In our study, E. coli was the predominant pathogen, followed by E. cloacae, S. aureus, P. aeruginosa, A. baumannii (9.6%), similar to several previous findings [15, 16]. However, a cross-sectional descriptive study found that P. aeruginosa was the predominant microorganism (36.17%) causing nosocomial infections in orthopedics, whereas E. coli was only the fourth most prominent (6.38%); E. cloacae and S. aureus were even rarer [17]. This apparent discrepancy is likely due to the different procedures and tissue samples. Sarker et al. [17] only surveyed pathogens isolated from incisional secretions, but here we surveyed pathogens isolated from a much larger variety of samples. For example, E. coli and S. aureus were frequently found in non-incisional secretions, such as urine [18]. Another reason for the difference may be that the two hospitals have dissimilar disease entities. Third of the orthopedics patients in the hospital we investigated were in the trauma division, and a study carried in Sichuan province, China, found that Gram-negative bacilli were the most common isolates and that S. aureus was the most common Gram-positive bacterium in trauma patients [19]. Finally, social, economic, and environmental variations may also account for between-study differences.
Among the most widespread bacteria worldwide, E. coli is a known cause of urinary tract and bloodstream infections [18, 20]. The antibiotic-resistance patterns of E. coli in this study corresponded to those in previous reports [16, 21, 22]. Taken together, the findings suggest that we should reduce the usage of antibiotics to which E. coli is highly resistant, such as ampicillin. Additionally, we also recommend restricted usage of third-generation cephalosporin, despite observing low resistance. Our study identified a high percentage of ESBL-producing E. coli, and third-generation cephalosporins are the main factors leading to the emergence and spread of these strains [23].
In the event of E. coli infection, we recommend cautious use of antibiotics to which the bacterium is less resistant (e.g., amikacin). Currently, many doctors use empirical antibiotics without waiting for sensitivity reports [24, 25]. Fortunately, an antibiotic with a rate of accumulated bacterial resistance below 15% should be safe for use in empiric therapy [26]. Nevertheless, during the course of our 6-year study, we observed a clear increase in resistance to imipenem and piperacillin-tazobactam. This outcome serves as a warning against excessive antibiotic prescription, even if the target bacteria are initially less resistant.
Staphylococcus aureus was the dominant Gram-positive bacteria causing nosocomial infections in our study, in line with previous reports [27, 28, 29]. Specifically, we found high proportions of MRSA. Previous studies have similarly identified penicillin-resistant S. aureus [30], and indeed, our study identified only two S. aureus strains that were sensitive to penicillin.

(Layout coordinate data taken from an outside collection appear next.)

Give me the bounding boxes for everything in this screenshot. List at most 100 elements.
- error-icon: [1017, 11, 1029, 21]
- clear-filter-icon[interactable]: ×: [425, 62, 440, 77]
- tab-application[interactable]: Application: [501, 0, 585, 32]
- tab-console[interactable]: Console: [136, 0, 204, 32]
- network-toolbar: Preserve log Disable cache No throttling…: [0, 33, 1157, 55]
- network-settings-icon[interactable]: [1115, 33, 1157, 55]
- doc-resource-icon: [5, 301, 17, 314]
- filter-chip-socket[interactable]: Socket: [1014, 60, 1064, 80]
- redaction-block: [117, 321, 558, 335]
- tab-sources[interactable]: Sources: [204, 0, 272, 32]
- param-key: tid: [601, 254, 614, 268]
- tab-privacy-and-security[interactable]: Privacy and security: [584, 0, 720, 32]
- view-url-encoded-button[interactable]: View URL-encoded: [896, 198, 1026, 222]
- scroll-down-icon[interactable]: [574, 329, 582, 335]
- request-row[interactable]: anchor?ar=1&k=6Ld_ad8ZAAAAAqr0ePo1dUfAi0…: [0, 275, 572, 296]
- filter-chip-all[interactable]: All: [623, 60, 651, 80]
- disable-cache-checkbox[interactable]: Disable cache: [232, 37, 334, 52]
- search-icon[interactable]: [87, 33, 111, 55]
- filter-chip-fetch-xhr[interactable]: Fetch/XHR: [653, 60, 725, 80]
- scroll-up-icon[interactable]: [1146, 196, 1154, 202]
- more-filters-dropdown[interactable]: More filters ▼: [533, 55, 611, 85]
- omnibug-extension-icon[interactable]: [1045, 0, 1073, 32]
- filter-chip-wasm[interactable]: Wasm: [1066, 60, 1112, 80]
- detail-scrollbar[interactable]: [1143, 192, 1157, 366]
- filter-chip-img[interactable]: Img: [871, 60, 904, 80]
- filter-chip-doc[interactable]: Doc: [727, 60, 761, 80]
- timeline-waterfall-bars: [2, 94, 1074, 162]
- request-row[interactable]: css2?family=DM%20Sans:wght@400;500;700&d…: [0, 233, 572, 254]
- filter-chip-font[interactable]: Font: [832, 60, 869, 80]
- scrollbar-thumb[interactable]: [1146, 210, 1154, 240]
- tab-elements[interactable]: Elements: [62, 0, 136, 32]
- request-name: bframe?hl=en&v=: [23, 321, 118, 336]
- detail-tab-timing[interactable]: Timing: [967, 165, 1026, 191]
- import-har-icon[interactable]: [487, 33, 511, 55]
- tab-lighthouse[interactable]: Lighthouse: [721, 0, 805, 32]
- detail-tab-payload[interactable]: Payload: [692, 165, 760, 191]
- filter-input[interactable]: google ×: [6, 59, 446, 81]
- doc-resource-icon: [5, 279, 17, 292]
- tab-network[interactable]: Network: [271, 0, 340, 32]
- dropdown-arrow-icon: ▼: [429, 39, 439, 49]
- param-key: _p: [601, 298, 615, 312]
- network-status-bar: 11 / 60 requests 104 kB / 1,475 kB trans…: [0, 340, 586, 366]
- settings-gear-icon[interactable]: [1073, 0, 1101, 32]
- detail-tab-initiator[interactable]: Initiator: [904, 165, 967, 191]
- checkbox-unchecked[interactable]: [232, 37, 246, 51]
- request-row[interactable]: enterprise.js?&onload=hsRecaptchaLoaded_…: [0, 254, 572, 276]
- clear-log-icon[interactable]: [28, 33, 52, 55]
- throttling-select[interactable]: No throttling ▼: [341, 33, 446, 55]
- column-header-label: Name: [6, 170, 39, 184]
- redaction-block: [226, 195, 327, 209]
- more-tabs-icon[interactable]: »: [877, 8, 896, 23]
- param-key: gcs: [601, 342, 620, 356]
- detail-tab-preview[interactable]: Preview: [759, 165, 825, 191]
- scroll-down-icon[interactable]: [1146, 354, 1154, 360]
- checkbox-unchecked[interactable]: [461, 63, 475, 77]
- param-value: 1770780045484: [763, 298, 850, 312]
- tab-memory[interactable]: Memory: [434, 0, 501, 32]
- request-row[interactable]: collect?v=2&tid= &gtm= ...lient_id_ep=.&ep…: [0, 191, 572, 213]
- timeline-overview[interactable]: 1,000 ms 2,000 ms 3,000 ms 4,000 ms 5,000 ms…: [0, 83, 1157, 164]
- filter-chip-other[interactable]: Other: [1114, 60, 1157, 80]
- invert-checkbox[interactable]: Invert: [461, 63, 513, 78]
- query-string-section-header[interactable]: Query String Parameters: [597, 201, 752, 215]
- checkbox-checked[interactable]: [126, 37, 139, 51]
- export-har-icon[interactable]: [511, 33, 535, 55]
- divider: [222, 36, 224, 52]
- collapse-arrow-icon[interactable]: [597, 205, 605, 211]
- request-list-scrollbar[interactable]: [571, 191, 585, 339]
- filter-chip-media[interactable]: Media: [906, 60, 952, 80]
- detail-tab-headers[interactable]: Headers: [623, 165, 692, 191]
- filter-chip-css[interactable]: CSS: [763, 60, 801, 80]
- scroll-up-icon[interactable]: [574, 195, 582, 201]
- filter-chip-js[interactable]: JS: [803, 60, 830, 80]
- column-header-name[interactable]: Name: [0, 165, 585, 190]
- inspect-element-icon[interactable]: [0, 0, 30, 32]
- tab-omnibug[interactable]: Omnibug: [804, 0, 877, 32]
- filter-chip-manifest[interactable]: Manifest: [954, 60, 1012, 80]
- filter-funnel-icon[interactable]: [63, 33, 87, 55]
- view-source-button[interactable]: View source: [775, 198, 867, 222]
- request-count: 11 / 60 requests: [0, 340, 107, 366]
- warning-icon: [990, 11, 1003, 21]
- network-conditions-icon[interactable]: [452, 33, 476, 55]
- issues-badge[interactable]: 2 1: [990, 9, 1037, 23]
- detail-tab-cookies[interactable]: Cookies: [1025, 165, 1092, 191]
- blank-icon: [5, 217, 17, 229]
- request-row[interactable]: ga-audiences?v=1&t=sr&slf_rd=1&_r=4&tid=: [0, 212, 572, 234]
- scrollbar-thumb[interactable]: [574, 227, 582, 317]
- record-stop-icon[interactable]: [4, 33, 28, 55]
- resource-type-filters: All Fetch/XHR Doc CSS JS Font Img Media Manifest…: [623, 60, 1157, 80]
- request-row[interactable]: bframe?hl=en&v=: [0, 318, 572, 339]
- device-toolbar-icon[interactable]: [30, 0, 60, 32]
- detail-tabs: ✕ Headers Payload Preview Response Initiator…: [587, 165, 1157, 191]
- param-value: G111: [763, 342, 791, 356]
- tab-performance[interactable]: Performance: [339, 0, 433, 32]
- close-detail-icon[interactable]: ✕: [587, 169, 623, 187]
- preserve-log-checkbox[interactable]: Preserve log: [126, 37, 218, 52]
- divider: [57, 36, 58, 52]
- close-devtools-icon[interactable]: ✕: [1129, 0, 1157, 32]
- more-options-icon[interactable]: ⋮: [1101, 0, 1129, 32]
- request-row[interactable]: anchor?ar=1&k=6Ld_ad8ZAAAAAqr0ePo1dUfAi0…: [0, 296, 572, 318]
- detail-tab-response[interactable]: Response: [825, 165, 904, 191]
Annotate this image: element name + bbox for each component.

Furthermore, all strains were resistant to ampicillin. Together, these results indicate the real danger of MDR S. aureus. We therefore strongly advise against the empiric use of both penicillins and ampicillins. In contrast, S. aureus was not resistant to nitrofurantoin, linezolid, or vancomycin, suggesting that they can be safely used in clinics. However, a vancomycin-resistant S. aureus isolate was reported in 2002, and subsequently, 14 isolates have been found in the United States [31]. Therefore, the three antibiotics should only be used in severe infections that cannot be controlled by other antibiotics. Fluoroquinolones and cotrimoxazole may be preferable, as our data show that S. aureus strains are not resistant to them. If neither are available, tetracycline can be a viable alternative based on the observed sensitivity of S. aureus to this drug.

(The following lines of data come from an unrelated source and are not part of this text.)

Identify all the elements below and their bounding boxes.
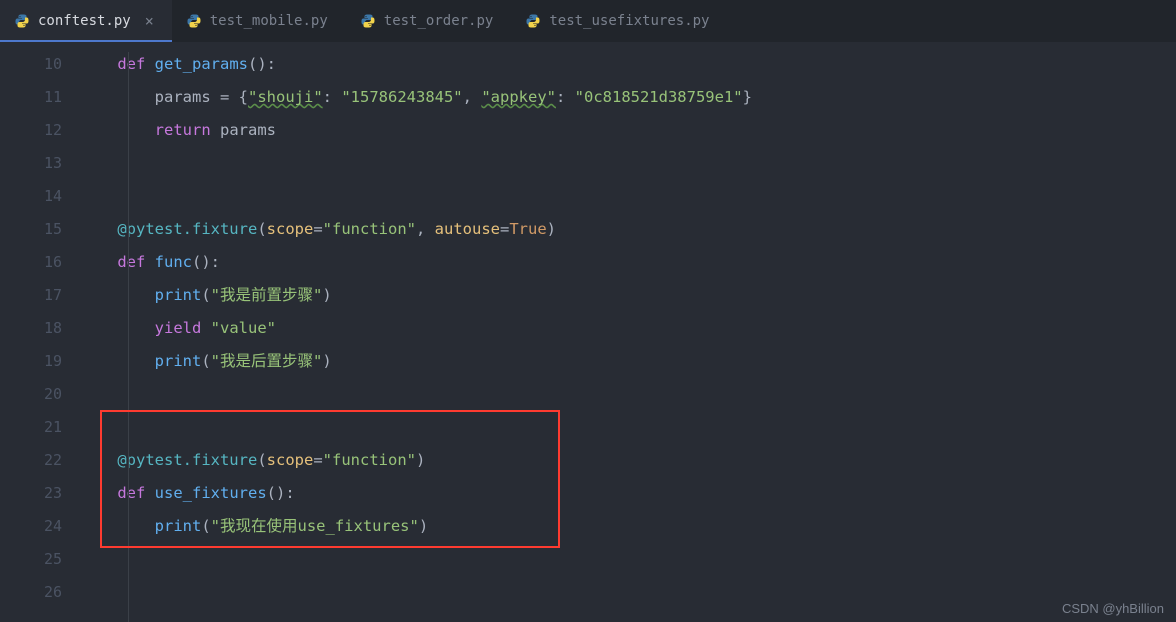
code-line [80,378,1176,411]
tab-conftest[interactable]: conftest.py × [0,0,172,42]
line-number: 24 [0,510,80,543]
line-number: 26 [0,576,80,609]
line-number: 14 [0,180,80,213]
code-area[interactable]: def get_params(): params = {"shouji": "1… [80,42,1176,622]
line-number: 15 [0,213,80,246]
code-line: def func(): [80,246,1176,279]
code-line: print("我是后置步骤") [80,345,1176,378]
line-number: 17 [0,279,80,312]
tab-test-order[interactable]: test_order.py [346,0,512,42]
code-line [80,411,1176,444]
line-number: 18 [0,312,80,345]
python-file-icon [525,13,541,29]
line-number: 25 [0,543,80,576]
tab-label: test_order.py [384,13,494,29]
code-line [80,543,1176,576]
line-number: 16 [0,246,80,279]
code-line: print("我现在使用use_fixtures") [80,510,1176,543]
line-number: 20 [0,378,80,411]
tab-test-usefixtures[interactable]: test_usefixtures.py [511,0,727,42]
line-number: 22 [0,444,80,477]
code-line: @pytest.fixture(scope="function") [80,444,1176,477]
code-line [80,576,1176,609]
tab-bar: conftest.py × test_mobile.py test_order.… [0,0,1176,42]
line-number: 21 [0,411,80,444]
line-number: 23 [0,477,80,510]
code-line: def get_params(): [80,48,1176,81]
indent-guide [128,52,129,622]
code-line: return params [80,114,1176,147]
line-number: 10 [0,48,80,81]
code-line: def use_fixtures(): [80,477,1176,510]
code-line [80,147,1176,180]
code-line [80,180,1176,213]
watermark: CSDN @yhBillion [1062,601,1164,616]
python-file-icon [14,13,30,29]
line-number: 19 [0,345,80,378]
python-file-icon [186,13,202,29]
code-editor[interactable]: 1011121314151617181920212223242526 def g… [0,42,1176,622]
code-line: params = {"shouji": "15786243845", "appk… [80,81,1176,114]
line-gutter: 1011121314151617181920212223242526 [0,42,80,622]
tab-label: test_mobile.py [210,13,328,29]
python-file-icon [360,13,376,29]
close-icon[interactable]: × [145,12,154,30]
code-line: yield "value" [80,312,1176,345]
code-line: @pytest.fixture(scope="function", autous… [80,213,1176,246]
code-line: print("我是前置步骤") [80,279,1176,312]
tab-label: conftest.py [38,13,131,29]
tab-test-mobile[interactable]: test_mobile.py [172,0,346,42]
line-number: 12 [0,114,80,147]
line-number: 13 [0,147,80,180]
line-number: 11 [0,81,80,114]
tab-label: test_usefixtures.py [549,13,709,29]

Importantly, our findings clearly demonstrated a major problem with antimicrobial resistance in the study hospital, corroborating worldwide trends. Given that MDR bacteria are now recognized as a major cause of nosocomial infections [32], hospitals must work to control their incidence rate. Here, 43.3% and 74.2% of the strains were MRSA isolates and ESBL-positive E. coli, respectively, similar to a previous study in China [22]. The similarity suggests that some demographic and clinical characteristics could increase the risks of MDR bacterial infections. Indeed, we showed that patients with open fractures are more susceptible to MRSA infections, consequently contributing to multiple complications [33]. Regular attempts by surgeons to control infection via antibiotics likely explains the increased MDR in bacteria.
We observed a significant link between ESBL-producing E coli infections and degenerative diseases, which mainly affect elderly patients. Previous studies have indicated that elderly patients are at high risk of nosocomial infections, especially from MDR bacteria [22, 34]. This age-related risk was somewhat supported in our study, although we did not identify a significant relationship between elderly patients and MDR bacterial infections. Finally, other potential risk factors like biological sex, recreational drug use, diabetes, and hypertension did not increase the likelihood of multidrug-resistant bacterial infections.
However, our research had some limitations. First, we only analyzed the drug-resistance of the major bacteria, and thus, our findings may not be fully representative of the drug-resistance of the whole department. Second, we did not analyze the bacterial spectrum and drug-resistance in different disease entities. Further studies are therefore required to address these issues.